Increase workflow efficiency with large datasets

some_rando · April 6, 2022, 6:42am

Am wondering how I can improve my workflow efficiency when dealing with large datasets. I have a couple workflows with steps that may return hundreds or thousands of results, and they take a long time to complete. Will share two examples.

Example 1:
This workflow retrieves the CISA KEV list of CVE’s from their website. For each CVE, it gets the vulnerability ID from Rapid7 IVM, then for each vuln ID found in IVM, gets a list of vulnerable systems. Lastly, it adds a custom tag (if it doesn’t already exist) called CISA KEV. This workflow has been running for 3 hours and has iterated over 400 items. 200 more to go. Would love to make this much faster.

Example 2:
This workflow accepts a string input, such as apache-log4j-obsolete-version. It then gets all affected assets in InsightVM and returns as a list of resource id’s. It then loops over each resource id to get it’s hostname from InsightVM. It took about 1hr 45m to loop over 280 resource id’s.

Is there a better way to build these type of workflows? Maybe I avoid the built-in loop step? Is there a way to do some parallel processing or something like this? Also, is there a time limit on how long jobs can run?

Thanks in advance!

Michael-Cochran-Rapid7 · April 6, 2022, 12:36pm

You could possibly use the JQ plugin to run a query and extract the data you need from the array, which would speed things up.

some_rando · April 6, 2022, 1:02pm

Hi, great idea. I will try that and see how much it speeds those two workflows up!

Eric-Wilson · April 8, 2022, 1:27pm

One thing you may try is using the SQL query action in InsightVM to query against your entire dataset as opposed to one offs in a loop. For instance, the query below will find all of the assets vulnerable to a set of CVE’s and return the asset ID, hostname, and vulnerability id in CSV format. Convert the CSV to a json object and you are good to go.

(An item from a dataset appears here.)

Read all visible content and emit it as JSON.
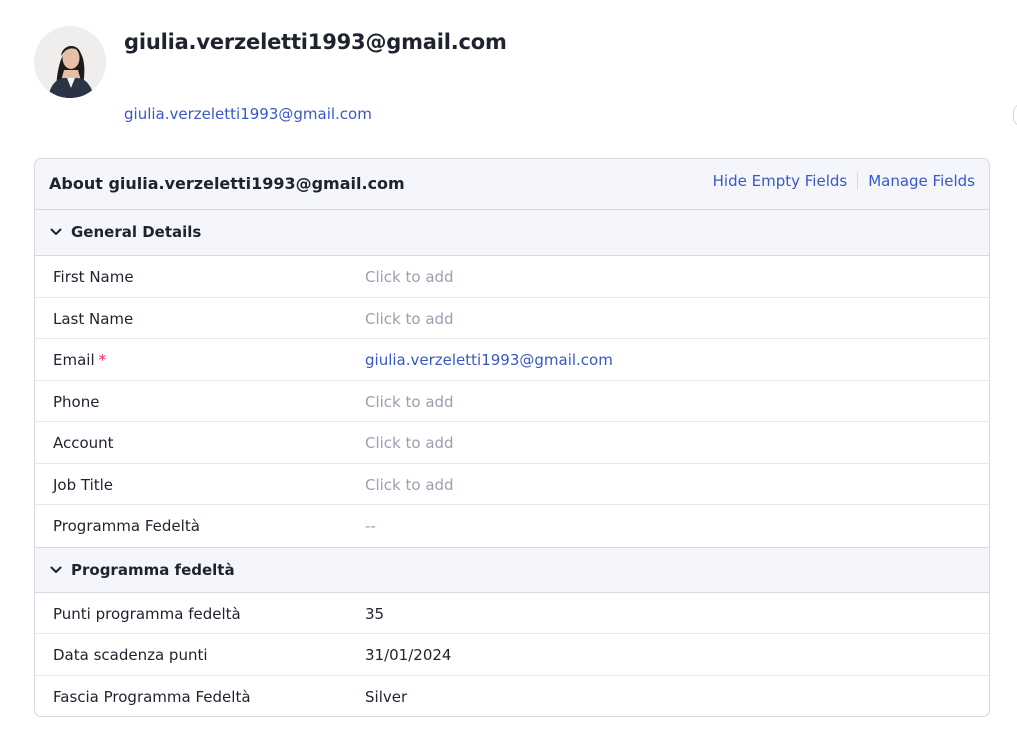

select favf.asset_id, favf.vulnerability_id, da.host_name as hostname, dvf.reference as “cve id”
FROM fact_asset_vulnerability_finding favf
JOIN dim_vulnerability_reference dvf ON dvf.vulnerability_id = favf.vulnerability_id
JOIN dim_asset da ON da.asset_id = favf.asset_id
WHERE dvf.source = ‘CVE’ AND
dvf.reference IN (‘CVE-2018-1234’,‘CVE-2018-5678’)

Screen Shot 2022-04-01 at 7.47.31 AM (1)

Eric-Wilson · April 8, 2022, 2:07pm

If your first workflow is in reference to the Known Exploited Vulnerabilities from CISA what I have done for that is run a workflow to stores all of the CVE’s in a global artifact on the first pass. Subsequent workflows use JQ to pull CVE’s from CISA and the global artifact to compare differences and only do lookups on the new values. That will save you from having to loop through all 700 vulns that are out there right now. You would then delete the old values from the global artifact and replace them with the new list.

some_rando · April 8, 2022, 6:13pm

Thank you, I will test with this method as well!

some_rando · April 8, 2022, 6:13pm

Double thank you @Eric-Wilson! I will update this post probably by end of weekend on how this all goes and compares!

some_rando · April 8, 2022, 6:16pm

@Eric-Wilson and yes you are spot on, it is grabbing that Known Exploited Vulnerabilities from CISA!

some_rando · April 8, 2022, 7:09pm

@Eric-Wilson This works nice. It took like literally less than 2 minutes for the workflow to complete, when before this one was taking around 2 hours. Thank you, and thanks for the sample SQL query as well.

some_rando · April 8, 2022, 7:10pm

@Michael-Cochran-Rapid7 This looks to be the route. Will keep you posted!